The trial court had all the necessary parties before it to decide the matter because when “a party takes any action which recognizes that the cause is in court and assumes an attitude that the jurisdiction of the court has been acquired, he is bound thereby and the action amounts to a general appearance.” State ex rel. Sperandio v. Clymer, 581 S.W.2d 377, 384 (Mo. banc 1979). The purpose of the statute was served by Dean Kramer’s appearance, although improperly as a party plaintiff, as he subjected himself to the jurisdiction of the court and had the opportunity to protect his interest in the will. His subsequent dismissal as a party plaintiff does not deprive the court of subject matter jurisdiction.3
The judgment of the trial court is reversed and the cause remanded for further proceedings not inconsistent with this opinion.
All concur.
. Ross Wyss, Mary Jane Petroff, Barbara Riffle, Ann Kramer, Shirley Jean Kramer, Mary Mullins, Independence Public School District, Cord-er Missouri Public School District, William Jewell College and First Christian Church of Independence.
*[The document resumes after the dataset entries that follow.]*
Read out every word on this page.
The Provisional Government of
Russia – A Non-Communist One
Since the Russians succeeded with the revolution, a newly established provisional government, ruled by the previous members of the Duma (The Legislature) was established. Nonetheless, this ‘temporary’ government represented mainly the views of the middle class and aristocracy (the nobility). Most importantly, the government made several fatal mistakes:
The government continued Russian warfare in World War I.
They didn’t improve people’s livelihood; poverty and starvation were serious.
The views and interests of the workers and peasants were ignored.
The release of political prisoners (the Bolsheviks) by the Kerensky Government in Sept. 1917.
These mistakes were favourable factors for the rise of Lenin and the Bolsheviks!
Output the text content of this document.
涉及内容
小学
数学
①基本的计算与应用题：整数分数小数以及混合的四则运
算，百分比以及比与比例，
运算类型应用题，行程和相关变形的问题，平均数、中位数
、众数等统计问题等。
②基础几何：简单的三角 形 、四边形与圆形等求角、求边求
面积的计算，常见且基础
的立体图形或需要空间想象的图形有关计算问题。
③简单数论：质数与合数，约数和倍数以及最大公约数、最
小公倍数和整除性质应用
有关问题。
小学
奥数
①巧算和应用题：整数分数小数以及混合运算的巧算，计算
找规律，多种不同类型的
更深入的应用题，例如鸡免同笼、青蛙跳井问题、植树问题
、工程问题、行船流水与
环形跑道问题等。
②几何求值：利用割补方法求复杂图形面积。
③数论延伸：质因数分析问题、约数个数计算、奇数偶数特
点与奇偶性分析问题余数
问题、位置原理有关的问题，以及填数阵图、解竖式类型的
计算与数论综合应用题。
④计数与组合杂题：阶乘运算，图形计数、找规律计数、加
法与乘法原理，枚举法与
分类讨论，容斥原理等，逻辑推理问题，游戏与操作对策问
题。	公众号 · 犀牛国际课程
. All statutory citations are to Revised Missouri Statutes 1986, unless otherwise stated.
. Rather than dismissing Dean Kramer from the case when found to be an improper party plaintiff, the preferred action would be to order that he be realigned as a party defendant. See Rule 52.06. It is noted that such a request, per a motion to realign Dean Kramer as a procedural defendant, was tiled, but subsequently to the trial court sustaining the uncontested motion to dismiss Mr. Kramer as a party plaintiff.